Unmanned undersea vehicle undergoes U.S. Navy trials of hardware, softwareNews
August 12, 2022
NEWPORT, R.I. A U.S. Navy team led by staff of the Naval Undersea Warfare Center (NUWC) Division Newport demonstrated an end-to-end intelligence preparation of the operational environment (IPOE) mission with the Snakehead large displacement unmanned undersea vehicle (LDUUV) prototype.
During the trial, the modular Snakehead UUV conducted a long-distance ingress, performed a sonar survey box, and then proceeded back to the test facility, which the Navy called a new milestone in total sortie endurance.
U.S. Navy information shows that the reconfigurable, multimission Snakehead LDUUV is deployable from submarines and surface ships and enables users to supply guidance and control, navigation, situational awareness, propulsion, maneuvering, and sensors in support of the IPOE mission. The Navy also touts Snakehead's innovation in the areas of hull materials, lithium-ion battery certification, advanced sensors, and launch and recovery from both submarines and surface vessels.

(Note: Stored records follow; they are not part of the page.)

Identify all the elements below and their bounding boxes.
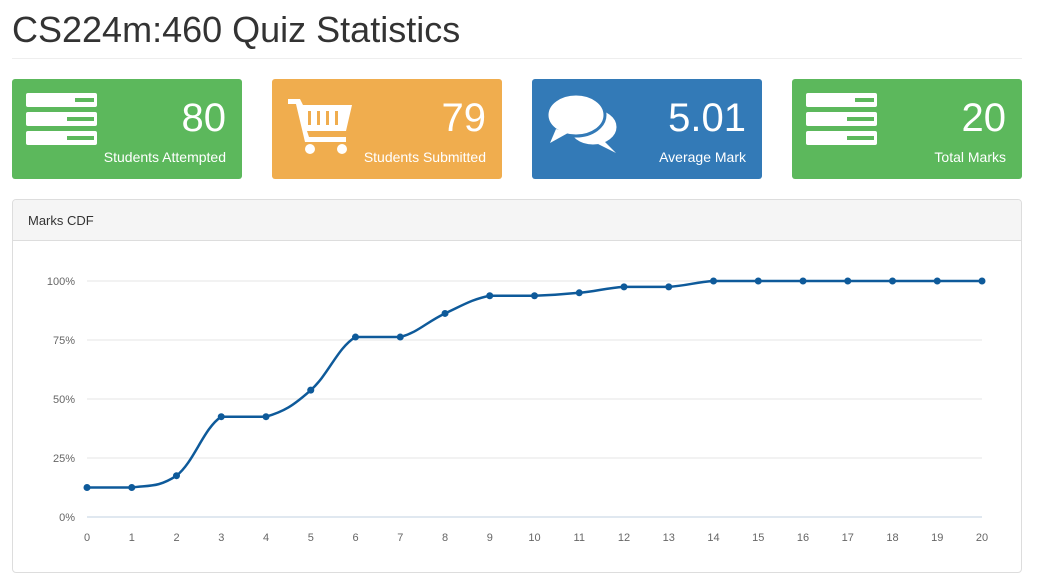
x-tick-label: 12 bbox=[618, 532, 630, 544]
title-divider bbox=[12, 58, 1022, 59]
data-point bbox=[799, 277, 807, 285]
stat-value: 80 bbox=[181, 96, 227, 140]
y-tick-label: 75% bbox=[53, 335, 75, 347]
y-tick-label: 25% bbox=[53, 453, 75, 465]
data-point bbox=[620, 283, 628, 291]
x-tick-label: 14 bbox=[707, 532, 719, 544]
data-point bbox=[710, 277, 717, 285]
data-point bbox=[575, 289, 583, 297]
x-tick-label: 7 bbox=[397, 532, 403, 544]
x-tick-label: 5 bbox=[308, 532, 314, 544]
data-point bbox=[486, 292, 494, 300]
y-tick-label: 100% bbox=[47, 276, 75, 288]
stat-label: Total Marks bbox=[934, 149, 1006, 165]
data-point bbox=[889, 277, 896, 285]
data-point bbox=[531, 292, 538, 300]
stat-value: 5.01 bbox=[668, 96, 746, 140]
x-tick-label: 4 bbox=[263, 532, 269, 544]
marks-cdf-chart: 0%25%50%75%100%0 1 2 3 4 5 6 7 8 9 10 11 12 13 14 15 16 1… bbox=[47, 276, 988, 544]
x-tick-label: 18 bbox=[886, 532, 898, 544]
x-tick-label: 17 bbox=[842, 532, 854, 544]
comments-icon bbox=[545, 92, 622, 160]
x-tick-label: 15 bbox=[752, 532, 764, 544]
data-point bbox=[441, 309, 449, 317]
x-tick-label: 2 bbox=[173, 532, 179, 544]
data-point bbox=[978, 277, 986, 285]
data-point bbox=[665, 283, 673, 291]
x-tick-label: 20 bbox=[976, 532, 988, 544]
data-point bbox=[933, 277, 941, 285]
x-tick-label: 11 bbox=[574, 532, 585, 544]
x-tick-label: 19 bbox=[931, 532, 943, 544]
cdf-series-line bbox=[87, 279, 982, 489]
data-point bbox=[844, 277, 852, 285]
marks-cdf-panel: Marks CDF 0% 25% 50% 75% 100% 0 1 2 3 4 5 6 7 8 9 10 11 1… bbox=[12, 199, 1022, 573]
stat-card-students-attempted: 80 Students Attempted bbox=[12, 79, 242, 179]
data-point bbox=[307, 386, 315, 394]
x-tick-label: 1 bbox=[129, 532, 135, 544]
stat-value: 79 bbox=[441, 96, 487, 140]
data-point bbox=[754, 277, 762, 285]
x-tick-label: 0 bbox=[84, 532, 90, 544]
y-tick-label: 50% bbox=[53, 394, 75, 406]
data-point bbox=[396, 333, 404, 341]
stat-card-average-mark: 5.01 Average Mark bbox=[532, 79, 762, 179]
y-tick-label: 0% bbox=[59, 512, 75, 524]
stat-label: Students Attempted bbox=[103, 149, 226, 165]
data-point bbox=[128, 484, 136, 491]
x-tick-label: 6 bbox=[352, 532, 358, 544]
x-tick-label: 16 bbox=[797, 532, 809, 544]
stat-card-students-submitted: 79 Students Submitted bbox=[272, 79, 502, 179]
data-point bbox=[262, 413, 270, 421]
data-point bbox=[352, 333, 359, 341]
x-tick-label: 3 bbox=[218, 532, 224, 544]
list-icon bbox=[806, 93, 878, 154]
stat-label: Students Submitted bbox=[363, 149, 486, 165]
x-tick-label: 10 bbox=[528, 532, 540, 544]
x-tick-label: 13 bbox=[663, 532, 675, 544]
stat-card-total-marks: 20 Total Marks bbox=[792, 79, 1022, 179]
data-point bbox=[217, 413, 225, 421]
page-title: CS224m:460 Quiz Statistics bbox=[12, 9, 461, 50]
stat-value: 20 bbox=[961, 96, 1007, 140]
data-point bbox=[83, 484, 91, 491]
panel-heading: Marks CDF bbox=[13, 200, 1021, 241]
shopping-cart-icon bbox=[286, 93, 358, 160]
data-point bbox=[173, 472, 180, 480]
x-tick-label: 9 bbox=[487, 532, 493, 544]
list-icon bbox=[26, 93, 98, 154]
x-tick-label: 8 bbox=[442, 532, 448, 544]
stat-label: Average Mark bbox=[659, 149, 746, 165]
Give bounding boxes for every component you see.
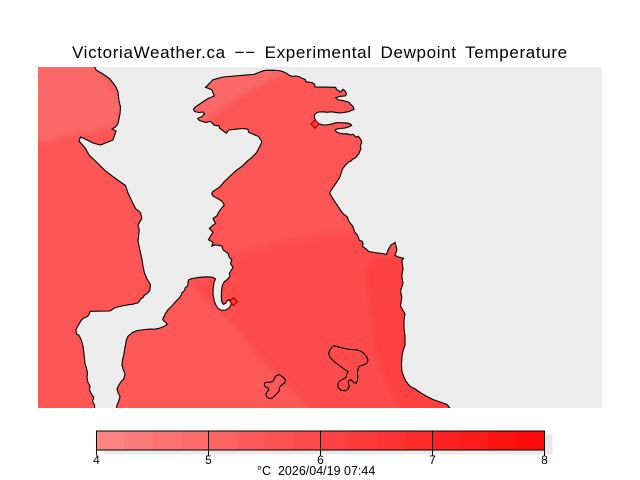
svg-text:6: 6 <box>317 453 324 467</box>
svg-text:7: 7 <box>429 453 436 467</box>
svg-text:4: 4 <box>93 453 100 467</box>
svg-text:8: 8 <box>541 453 548 467</box>
svg-text:5: 5 <box>205 453 212 467</box>
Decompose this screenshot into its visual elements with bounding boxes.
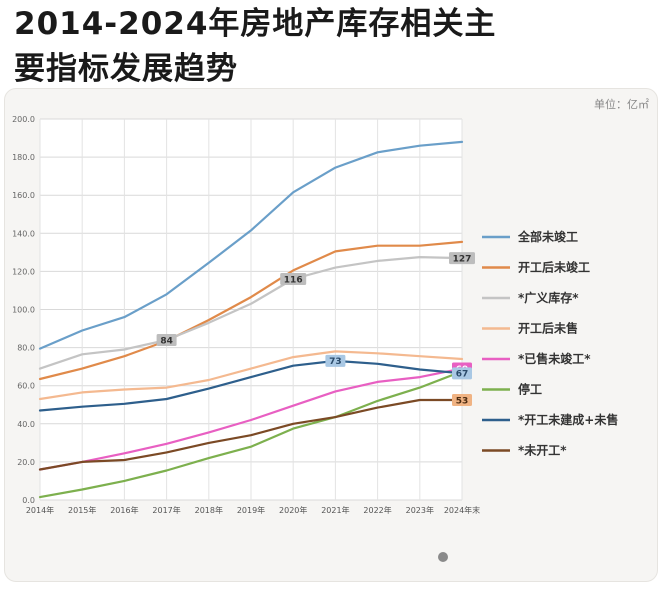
x-tick-label: 2015年 bbox=[68, 505, 96, 515]
series-line-未开工 bbox=[38, 398, 464, 471]
y-tick-label: 60.0 bbox=[17, 382, 35, 391]
y-tick-label: 20.0 bbox=[17, 458, 35, 467]
y-tick-label: 160.0 bbox=[12, 191, 35, 200]
x-tick-label: 2021年 bbox=[321, 505, 349, 515]
page-indicator-dot[interactable] bbox=[438, 552, 448, 562]
legend-label: *广义库存* bbox=[518, 290, 579, 305]
legend-label: *未开工* bbox=[518, 443, 567, 458]
y-tick-label: 100.0 bbox=[12, 306, 35, 315]
legend-label: 全部未竣工 bbox=[517, 229, 578, 244]
data-label-box bbox=[280, 273, 307, 286]
series-line-已售未竣工 bbox=[38, 367, 464, 471]
legend-label: 开工后未售 bbox=[518, 321, 578, 336]
data-label-box bbox=[156, 333, 177, 346]
data-label: 116 bbox=[284, 275, 303, 285]
x-tick-label: 2017年 bbox=[152, 505, 180, 515]
data-label-box bbox=[452, 367, 472, 380]
y-tick-label: 200.0 bbox=[12, 115, 35, 124]
x-tick-label: 2022年 bbox=[363, 505, 391, 515]
x-tick-label: 2024年末 bbox=[444, 505, 480, 515]
y-tick-label: 180.0 bbox=[12, 153, 35, 162]
x-tick-label: 2019年 bbox=[237, 505, 265, 515]
x-tick-label: 2014年 bbox=[26, 505, 54, 515]
series-line-停工 bbox=[38, 370, 464, 499]
title-line-2: 要指标发展趋势 bbox=[14, 51, 238, 87]
series-line-开工后未售 bbox=[38, 350, 464, 401]
data-label: 127 bbox=[453, 254, 472, 264]
series-line-广义库存 bbox=[38, 256, 464, 370]
page-title: 2014-2024年房地产库存相关主 要指标发展趋势 bbox=[14, 2, 644, 92]
legend-label: *开工未建成+未售 bbox=[518, 412, 618, 427]
series-line-开工未建成-plus-未售 bbox=[38, 359, 464, 412]
series-line-开工后未竣工 bbox=[38, 240, 464, 381]
unit-label: 单位：亿㎡ bbox=[594, 98, 649, 111]
data-label-box bbox=[325, 354, 346, 367]
y-tick-label: 0.0 bbox=[22, 496, 35, 505]
legend-label: 停工 bbox=[518, 382, 542, 397]
title-line-1: 2014-2024年房地产库存相关主 bbox=[14, 6, 497, 42]
legend-label: 开工后未竣工 bbox=[518, 260, 590, 275]
y-tick-label: 80.0 bbox=[17, 344, 35, 353]
data-label: 53 bbox=[456, 396, 469, 406]
data-label-box bbox=[452, 393, 472, 406]
data-label: 84 bbox=[160, 336, 173, 346]
legend-label: *已售未竣工* bbox=[518, 351, 591, 366]
y-tick-label: 120.0 bbox=[12, 267, 35, 276]
data-label: 73 bbox=[329, 357, 342, 367]
x-tick-label: 2016年 bbox=[110, 505, 138, 515]
y-tick-label: 140.0 bbox=[12, 229, 35, 238]
y-tick-label: 40.0 bbox=[17, 420, 35, 429]
x-tick-label: 2020年 bbox=[279, 505, 307, 515]
series-line-全部未竣工 bbox=[38, 140, 464, 350]
data-label: 67 bbox=[456, 370, 469, 380]
data-label-box bbox=[449, 252, 475, 265]
x-tick-label: 2023年 bbox=[406, 505, 434, 515]
x-tick-label: 2018年 bbox=[195, 505, 223, 515]
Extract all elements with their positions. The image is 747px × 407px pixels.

To date, Snakehead has conducted 155 in-water sorties and logged more than 78 hours of runtime while using a government-owned and -controlled modular open system architecture to include vehicle controller software; autonomy software; and command, control, and communications software -- TopsideC3 -- for mission planning, operations, and analysis. According to the U.S. Navy, the Snakehead team has conducted as much as 190 hours of simulations using full-up vehicle hardware-in-the-loop and software-in-the-loop simulation tools, with the intent of ensuring the software operates as intended and that mission parameters are set correctly and confirmed by the vehicle.